Main Outcome and Measure Conversion to objectively defined secondary progressive MS.
Results Of the 1555 patients, 1123 were female (mean baseline age, 35 years [SD, 10]). Patients initially treated with glatiramer acetate or interferon beta had a lower hazard of conversion to secondary progressive MS than matched untreated patients (HR, 0.71; 95% CI, 0.61-0.81; P < .001; 5-year absolute risk, 12% [49 of 407] vs 27% [58 of 213]; median follow-up, 7.6 years [IQR, 5.8-9.6]), as did fingolimod (HR, 0.37; 95% CI, 0.22-0.62; P < .001; 5-year absolute risk, 7% [6 of 85] vs 32% [56 of 174]; median follow-up, 4.5 years [IQR, 4.3-5.1]); natalizumab (HR, 0.61; 95% CI, 0.43-0.86; P = .005; 5-year absolute risk, 19% [16 of 82] vs 38% [62 of 164]; median follow-up, 4.9 years [IQR, 4.4-5.8]); and alemtuzumab (HR, 0.52; 95% CI, 0.32-0.85; P = .009; 5-year absolute risk, 10% [4 of 44] vs 25% [23 of 92]; median follow-up, 7.4 years [IQR, 6.0-8.6]). Initial treatment with fingolimod, alemtuzumab, or natalizumab was associated with a lower risk of conversion than initial treatment with glatiramer acetate or interferon beta (HR, 0.66; 95% CI, 0.44-0.99; P = .046); 5-year absolute risk, 7% [16 of 235] vs 12% [46 of 380]; median follow-up, 5.8 years [IQR, 4.7-8.0]). The probability of conversion was lower when glatiramer acetate or interferon beta was started within 5 years of disease onset vs later (HR, 0.77; 95% CI, 0.61-0.98; P = .03; 5-year absolute risk, 3% [4 of 120] vs 6% [2 of 38]; median follow-up, 13.4 years [IQR, 11-18.1]). When glatiramer acetate or interferon beta were escalated to fingolimod, alemtuzumab, or natalizumab within 5 years vs later, the HR was 0.76 (95% CI, 0.66-0.88; P < .001; 5-year absolute risk, 8% [25 of 307] vs 14% [46 of 331], median follow-up, 5.3 years [IQR], 4.6-6.1).
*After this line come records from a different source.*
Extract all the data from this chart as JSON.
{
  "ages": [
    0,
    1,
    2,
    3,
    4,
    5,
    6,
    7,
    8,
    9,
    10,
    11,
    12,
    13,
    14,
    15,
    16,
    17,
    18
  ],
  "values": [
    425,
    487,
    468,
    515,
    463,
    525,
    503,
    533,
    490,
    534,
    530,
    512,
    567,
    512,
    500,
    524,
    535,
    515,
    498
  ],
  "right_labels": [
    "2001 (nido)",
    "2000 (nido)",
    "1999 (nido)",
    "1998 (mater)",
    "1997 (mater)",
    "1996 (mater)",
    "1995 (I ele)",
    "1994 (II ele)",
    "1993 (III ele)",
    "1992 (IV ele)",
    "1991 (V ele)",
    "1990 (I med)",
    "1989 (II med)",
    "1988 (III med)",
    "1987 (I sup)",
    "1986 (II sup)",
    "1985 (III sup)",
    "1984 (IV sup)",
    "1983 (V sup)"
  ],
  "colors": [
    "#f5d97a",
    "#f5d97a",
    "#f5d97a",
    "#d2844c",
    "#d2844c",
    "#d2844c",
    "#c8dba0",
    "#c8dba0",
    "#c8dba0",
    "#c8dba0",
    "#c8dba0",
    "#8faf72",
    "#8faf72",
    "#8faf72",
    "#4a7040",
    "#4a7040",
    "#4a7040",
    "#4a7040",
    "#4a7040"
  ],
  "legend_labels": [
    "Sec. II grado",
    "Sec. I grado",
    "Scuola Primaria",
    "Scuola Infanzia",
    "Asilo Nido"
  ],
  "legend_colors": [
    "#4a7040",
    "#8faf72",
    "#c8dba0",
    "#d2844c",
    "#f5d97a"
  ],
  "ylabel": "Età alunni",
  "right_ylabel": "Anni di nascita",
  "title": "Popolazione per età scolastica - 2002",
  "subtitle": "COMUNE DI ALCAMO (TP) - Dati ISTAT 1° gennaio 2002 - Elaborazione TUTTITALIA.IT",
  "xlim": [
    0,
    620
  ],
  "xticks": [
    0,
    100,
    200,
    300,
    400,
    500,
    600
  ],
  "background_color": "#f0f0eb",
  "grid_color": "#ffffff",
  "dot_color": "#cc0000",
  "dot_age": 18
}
Conclusions and Relevance Among patients with relapsing-remitting MS, initial treatment with fingolimod, alemtuzumab, or natalizumab was associated with a lower risk of conversion to secondary progressive MS vs initial treatment with glatiramer acetate or interferon beta. These findings, considered along with these therapies’ risks, may help inform decisions about DMT selection.